>Massive inbreeding among Muslims has been going on since their prophet allowed first-cousin marriages more than 50 generations (1,400 years) ago. For many Muslims, therefore, intermarriage is regarded as being part of their religion.
>Today, 70% of all Pakistanis are inbred and in Turkey the amount is between 25-30% (Jyllands-Posten, 27/2 2009 “More stillbirths among immigrants“).
>A rough estimate reveals that close to half of everybody living in the Arab world is inbred.
>The Times of India affirmed that “this is thought to be linked to the probability that a British Pakistani family is at least 13 times more likely than the general population to have children with recessive genetic disorders.”
>The risk of having an IQ lower than 70 (criterion for being “retarded”) increases 400% among children from cousin marriages.
Is this true, Muslims? Would you marry your first cousin?
The reason, I tihnk~, is that the way in which inheritances are sorted out in islamic law makes it far more lucrative to marry your cousin than marry outsiders, because the latter means you leak some of those inheritances out.
>Today, 70% of all Pakistanis are inbred
You know that number doesn't actually mean anything right, since inbreeding is common to the whole of humanity. You'd have to have a better defined notion of inbreeding, including when and between whom it happened, I'm what guessing the author implied was something like 70% of muslim kids are born from a marriage among two 1rst degree cousins, but with the way journalists are you can be sure they're trying to fuck with you whenever they're slightly unclear about something.
This is quite an interesting study tho.
yes i agree, i'm just trying to explain the phenomena to you in the best of my knowledge.
Its not borne out of love, its usually arranged by the family.
club swagga :DD
That's fine, just don't have kids if you do. They might have problems.
>i'm just trying to explain the phenomena to you in the best of my knowledge.
Not taking a jab. I agree with your comment.
I was actually attracted to one of my cousins but, she was adopted. Anyway, no. Only one marriage in my parents generation of my family was a first cousin marriage. Their daughter doesn't like to talk about it.
Well good for you lad, that's a great view you got on this matter but I volunteered and worked a bit with autistic/aspargers people and they can be a pain.

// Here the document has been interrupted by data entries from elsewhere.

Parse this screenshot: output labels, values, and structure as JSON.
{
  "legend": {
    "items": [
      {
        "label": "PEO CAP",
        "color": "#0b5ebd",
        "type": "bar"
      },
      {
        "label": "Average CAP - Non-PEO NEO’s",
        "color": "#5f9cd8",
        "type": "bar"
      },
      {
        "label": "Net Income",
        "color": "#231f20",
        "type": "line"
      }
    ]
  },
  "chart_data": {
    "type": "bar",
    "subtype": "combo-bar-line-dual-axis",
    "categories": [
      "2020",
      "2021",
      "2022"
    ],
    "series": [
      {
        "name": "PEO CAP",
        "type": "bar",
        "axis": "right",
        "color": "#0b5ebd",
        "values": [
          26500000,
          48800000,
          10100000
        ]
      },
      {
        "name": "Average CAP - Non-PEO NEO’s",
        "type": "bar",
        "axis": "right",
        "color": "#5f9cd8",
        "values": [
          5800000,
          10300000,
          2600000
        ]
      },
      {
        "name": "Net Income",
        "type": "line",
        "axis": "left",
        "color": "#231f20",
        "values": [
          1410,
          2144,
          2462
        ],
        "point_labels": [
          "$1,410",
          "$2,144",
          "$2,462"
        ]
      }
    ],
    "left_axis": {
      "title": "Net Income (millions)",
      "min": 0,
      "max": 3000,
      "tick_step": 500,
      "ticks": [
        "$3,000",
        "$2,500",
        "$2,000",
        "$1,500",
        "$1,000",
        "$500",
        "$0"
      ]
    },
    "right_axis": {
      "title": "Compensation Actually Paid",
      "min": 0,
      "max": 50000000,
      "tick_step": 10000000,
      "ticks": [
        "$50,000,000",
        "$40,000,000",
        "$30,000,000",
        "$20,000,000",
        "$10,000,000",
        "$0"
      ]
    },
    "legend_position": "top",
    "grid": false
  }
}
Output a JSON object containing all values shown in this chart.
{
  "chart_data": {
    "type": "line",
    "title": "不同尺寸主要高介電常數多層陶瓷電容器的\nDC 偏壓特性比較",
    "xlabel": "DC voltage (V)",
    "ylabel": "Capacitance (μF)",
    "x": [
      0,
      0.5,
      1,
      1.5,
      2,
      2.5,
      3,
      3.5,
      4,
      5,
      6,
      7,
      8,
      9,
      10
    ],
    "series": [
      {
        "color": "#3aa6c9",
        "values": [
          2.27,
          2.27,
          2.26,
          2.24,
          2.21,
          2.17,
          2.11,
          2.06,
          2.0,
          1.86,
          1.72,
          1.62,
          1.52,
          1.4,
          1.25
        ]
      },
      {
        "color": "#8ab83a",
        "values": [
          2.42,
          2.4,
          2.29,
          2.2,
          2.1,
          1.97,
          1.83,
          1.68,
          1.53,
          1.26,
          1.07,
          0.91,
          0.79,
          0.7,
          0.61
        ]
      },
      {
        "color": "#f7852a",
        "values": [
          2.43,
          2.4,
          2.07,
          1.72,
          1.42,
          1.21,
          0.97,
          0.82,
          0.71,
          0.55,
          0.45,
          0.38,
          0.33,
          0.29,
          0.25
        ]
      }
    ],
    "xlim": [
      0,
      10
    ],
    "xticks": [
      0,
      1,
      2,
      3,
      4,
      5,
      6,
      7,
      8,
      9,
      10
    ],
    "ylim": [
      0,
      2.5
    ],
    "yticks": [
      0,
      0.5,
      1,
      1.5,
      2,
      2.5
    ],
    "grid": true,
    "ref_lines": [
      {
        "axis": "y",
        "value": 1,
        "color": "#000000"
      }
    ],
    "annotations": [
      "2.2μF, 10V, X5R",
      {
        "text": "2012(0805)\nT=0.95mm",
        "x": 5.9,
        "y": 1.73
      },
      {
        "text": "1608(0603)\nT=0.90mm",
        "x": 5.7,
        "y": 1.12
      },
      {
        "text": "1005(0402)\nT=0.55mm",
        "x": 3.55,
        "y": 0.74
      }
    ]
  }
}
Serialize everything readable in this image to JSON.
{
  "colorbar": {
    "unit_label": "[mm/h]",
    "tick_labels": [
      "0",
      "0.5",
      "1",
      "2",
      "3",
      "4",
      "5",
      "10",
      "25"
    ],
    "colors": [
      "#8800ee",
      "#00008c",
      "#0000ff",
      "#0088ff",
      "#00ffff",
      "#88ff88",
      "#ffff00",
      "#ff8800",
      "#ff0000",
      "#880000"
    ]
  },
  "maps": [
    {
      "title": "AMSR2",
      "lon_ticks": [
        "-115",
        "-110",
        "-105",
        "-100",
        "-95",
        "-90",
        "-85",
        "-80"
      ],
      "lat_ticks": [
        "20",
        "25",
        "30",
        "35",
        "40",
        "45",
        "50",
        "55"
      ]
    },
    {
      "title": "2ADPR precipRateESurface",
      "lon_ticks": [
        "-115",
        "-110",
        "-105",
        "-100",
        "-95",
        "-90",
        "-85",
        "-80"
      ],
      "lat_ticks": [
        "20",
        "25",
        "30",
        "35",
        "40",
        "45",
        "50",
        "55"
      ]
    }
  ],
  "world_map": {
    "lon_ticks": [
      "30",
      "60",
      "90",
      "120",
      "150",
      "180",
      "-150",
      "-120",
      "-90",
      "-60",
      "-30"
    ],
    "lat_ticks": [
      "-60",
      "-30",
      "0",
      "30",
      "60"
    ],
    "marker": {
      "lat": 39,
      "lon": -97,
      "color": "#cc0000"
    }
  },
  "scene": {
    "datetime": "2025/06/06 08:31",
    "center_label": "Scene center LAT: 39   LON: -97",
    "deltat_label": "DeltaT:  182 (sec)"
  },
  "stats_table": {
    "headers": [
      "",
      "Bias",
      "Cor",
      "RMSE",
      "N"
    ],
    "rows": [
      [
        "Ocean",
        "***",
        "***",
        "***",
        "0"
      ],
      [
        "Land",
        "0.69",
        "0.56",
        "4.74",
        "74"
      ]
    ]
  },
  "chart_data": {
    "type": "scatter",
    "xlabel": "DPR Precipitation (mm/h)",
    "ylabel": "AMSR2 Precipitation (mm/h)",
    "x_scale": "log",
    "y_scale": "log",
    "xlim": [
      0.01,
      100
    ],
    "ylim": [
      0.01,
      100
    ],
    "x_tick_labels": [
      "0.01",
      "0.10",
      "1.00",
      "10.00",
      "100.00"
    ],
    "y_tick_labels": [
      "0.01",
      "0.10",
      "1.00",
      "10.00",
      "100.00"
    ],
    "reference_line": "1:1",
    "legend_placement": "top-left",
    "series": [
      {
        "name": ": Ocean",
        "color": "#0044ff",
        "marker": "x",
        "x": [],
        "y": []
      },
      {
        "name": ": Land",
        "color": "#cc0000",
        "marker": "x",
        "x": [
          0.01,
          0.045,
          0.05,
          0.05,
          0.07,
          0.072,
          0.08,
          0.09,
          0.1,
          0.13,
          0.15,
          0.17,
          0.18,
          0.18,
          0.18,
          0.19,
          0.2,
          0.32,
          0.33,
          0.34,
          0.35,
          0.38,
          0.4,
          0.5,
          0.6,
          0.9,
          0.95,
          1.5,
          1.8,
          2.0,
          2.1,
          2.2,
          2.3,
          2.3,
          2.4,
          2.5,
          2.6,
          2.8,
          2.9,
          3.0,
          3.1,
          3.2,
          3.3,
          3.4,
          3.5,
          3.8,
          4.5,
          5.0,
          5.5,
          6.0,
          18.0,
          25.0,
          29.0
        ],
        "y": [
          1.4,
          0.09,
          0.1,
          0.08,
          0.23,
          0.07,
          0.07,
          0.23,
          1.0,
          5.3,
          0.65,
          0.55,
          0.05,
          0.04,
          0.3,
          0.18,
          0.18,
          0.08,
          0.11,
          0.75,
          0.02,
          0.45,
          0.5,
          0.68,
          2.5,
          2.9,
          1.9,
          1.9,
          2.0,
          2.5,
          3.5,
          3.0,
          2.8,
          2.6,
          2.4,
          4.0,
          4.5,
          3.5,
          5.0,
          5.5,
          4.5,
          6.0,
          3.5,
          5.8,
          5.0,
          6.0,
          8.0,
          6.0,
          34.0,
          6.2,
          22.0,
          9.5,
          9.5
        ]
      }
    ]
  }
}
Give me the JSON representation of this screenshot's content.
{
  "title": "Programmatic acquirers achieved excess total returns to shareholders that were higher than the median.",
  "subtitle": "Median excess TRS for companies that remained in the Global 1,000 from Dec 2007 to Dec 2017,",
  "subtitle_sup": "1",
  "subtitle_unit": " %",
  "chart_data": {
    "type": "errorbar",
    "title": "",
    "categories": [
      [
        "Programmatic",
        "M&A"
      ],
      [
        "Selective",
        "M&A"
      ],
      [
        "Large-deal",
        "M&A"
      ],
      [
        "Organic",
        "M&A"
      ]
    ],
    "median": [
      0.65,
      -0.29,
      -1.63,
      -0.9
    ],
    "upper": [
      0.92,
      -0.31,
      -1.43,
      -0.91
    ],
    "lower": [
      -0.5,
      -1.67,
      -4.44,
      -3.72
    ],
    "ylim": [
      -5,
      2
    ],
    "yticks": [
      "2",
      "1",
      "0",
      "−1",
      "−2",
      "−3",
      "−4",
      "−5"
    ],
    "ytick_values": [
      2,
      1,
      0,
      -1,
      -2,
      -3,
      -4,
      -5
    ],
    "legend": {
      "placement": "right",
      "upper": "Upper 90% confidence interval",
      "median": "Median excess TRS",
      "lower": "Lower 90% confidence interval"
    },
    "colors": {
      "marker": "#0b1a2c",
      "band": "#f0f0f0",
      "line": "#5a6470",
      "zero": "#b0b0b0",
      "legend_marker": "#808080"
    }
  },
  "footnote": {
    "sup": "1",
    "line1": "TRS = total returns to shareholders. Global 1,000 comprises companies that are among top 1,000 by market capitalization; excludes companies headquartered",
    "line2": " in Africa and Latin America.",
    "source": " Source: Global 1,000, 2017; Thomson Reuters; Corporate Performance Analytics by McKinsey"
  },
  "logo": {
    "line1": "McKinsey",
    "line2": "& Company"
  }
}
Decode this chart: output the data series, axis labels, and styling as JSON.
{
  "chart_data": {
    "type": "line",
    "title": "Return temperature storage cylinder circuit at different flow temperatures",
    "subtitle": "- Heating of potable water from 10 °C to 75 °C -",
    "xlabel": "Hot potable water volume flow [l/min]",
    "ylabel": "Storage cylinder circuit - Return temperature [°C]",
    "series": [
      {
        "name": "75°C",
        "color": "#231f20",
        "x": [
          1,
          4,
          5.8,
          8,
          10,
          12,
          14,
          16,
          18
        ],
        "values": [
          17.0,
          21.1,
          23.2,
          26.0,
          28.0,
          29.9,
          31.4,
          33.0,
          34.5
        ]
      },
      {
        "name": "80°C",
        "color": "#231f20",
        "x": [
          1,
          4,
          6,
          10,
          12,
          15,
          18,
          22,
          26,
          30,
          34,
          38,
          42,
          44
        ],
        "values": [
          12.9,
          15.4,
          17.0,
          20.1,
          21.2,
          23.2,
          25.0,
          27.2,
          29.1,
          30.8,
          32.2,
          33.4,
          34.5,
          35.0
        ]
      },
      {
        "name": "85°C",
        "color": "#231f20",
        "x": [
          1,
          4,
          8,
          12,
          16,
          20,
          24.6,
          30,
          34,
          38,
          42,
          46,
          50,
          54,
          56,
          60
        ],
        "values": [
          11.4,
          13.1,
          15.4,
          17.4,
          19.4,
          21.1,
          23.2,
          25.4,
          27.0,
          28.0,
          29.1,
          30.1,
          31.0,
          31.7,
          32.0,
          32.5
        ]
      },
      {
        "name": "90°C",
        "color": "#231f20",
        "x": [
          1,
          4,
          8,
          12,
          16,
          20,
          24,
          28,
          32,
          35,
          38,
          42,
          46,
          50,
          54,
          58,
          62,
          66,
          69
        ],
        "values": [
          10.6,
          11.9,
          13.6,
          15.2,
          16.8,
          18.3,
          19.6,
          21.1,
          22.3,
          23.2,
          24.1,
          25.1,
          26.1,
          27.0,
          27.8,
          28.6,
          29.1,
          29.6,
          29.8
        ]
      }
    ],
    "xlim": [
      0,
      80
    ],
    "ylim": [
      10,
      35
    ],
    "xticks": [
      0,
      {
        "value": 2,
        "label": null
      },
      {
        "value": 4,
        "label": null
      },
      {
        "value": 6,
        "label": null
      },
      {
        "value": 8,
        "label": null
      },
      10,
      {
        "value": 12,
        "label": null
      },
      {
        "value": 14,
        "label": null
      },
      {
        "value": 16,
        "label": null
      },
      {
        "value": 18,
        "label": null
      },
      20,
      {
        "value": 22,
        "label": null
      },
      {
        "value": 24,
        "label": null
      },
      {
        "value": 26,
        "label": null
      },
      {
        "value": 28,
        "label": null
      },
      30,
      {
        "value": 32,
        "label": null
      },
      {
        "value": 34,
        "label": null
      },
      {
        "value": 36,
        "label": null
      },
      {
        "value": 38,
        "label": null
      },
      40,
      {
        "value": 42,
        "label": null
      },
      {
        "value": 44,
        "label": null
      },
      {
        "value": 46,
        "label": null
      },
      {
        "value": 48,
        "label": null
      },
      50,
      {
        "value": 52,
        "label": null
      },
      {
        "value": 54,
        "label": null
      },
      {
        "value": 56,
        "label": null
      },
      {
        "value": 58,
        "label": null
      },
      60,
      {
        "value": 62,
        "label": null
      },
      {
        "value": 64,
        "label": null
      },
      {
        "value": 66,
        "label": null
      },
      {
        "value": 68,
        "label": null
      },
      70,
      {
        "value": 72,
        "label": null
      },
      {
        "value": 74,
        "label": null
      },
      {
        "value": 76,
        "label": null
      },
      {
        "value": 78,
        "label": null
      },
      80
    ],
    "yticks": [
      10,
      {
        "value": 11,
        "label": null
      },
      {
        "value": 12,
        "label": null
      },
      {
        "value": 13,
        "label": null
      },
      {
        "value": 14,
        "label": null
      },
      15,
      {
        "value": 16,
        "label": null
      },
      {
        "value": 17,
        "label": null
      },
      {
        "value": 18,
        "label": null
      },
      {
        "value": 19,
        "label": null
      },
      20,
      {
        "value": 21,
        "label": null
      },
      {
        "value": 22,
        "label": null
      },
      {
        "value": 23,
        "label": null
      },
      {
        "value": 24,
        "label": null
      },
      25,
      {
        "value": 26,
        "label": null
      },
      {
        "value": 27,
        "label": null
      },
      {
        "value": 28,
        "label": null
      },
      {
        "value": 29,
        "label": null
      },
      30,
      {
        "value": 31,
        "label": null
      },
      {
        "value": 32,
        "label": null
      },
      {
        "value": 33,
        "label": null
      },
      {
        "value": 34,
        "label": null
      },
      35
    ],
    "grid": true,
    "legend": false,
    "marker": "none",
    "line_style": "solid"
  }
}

Also it depends on the level of autism he'd have.
The genius ones do scream randomly and hit themselves as well.
The "light" version of autism is aspargers and those people are weird as shit as well. I knew a girl with it and she was a psycho fan of star wars and could just go into a trans where she didn't communicate with the outside world and just look at some shitty star wars gadget and talk to herself.
there's nothing wrong with marrying your first cousin as long as it isn't done excessively. I would marry my second cousin if I could.
also, religious permission doesn't equal religious recommendation. If anything, Muhammad encouraged greater mixing of tribes.
Inheritance forms a part of it. Tribalism and the more intense separation of sexes in some places is also another factor. Typically in Muslim societies, the father or the parents in general decide who their daughters will marry. Usually, they'll choose somebody who is relative over someone who is not, if not a close relative, then a member of their tribe. Since some countries look down on women and men who aren't related or married interacting, it can sometimes be difficult for unmarried men and women to look outside the family, especially in families concerned with keeping control of their wealth as you mentioned, and usually when it does happen, it's the son/daughter of a friend of co-worker of your dad.
But a huge factor is the lack of urbanization as well. The inbreeding rates are much higher among more rural countries and in the smaller towns and villages than in the major cities, where many different tribes and families are interacting on a daily basis and so there's a lot more reasonable options for bachelors and for parents/guardians.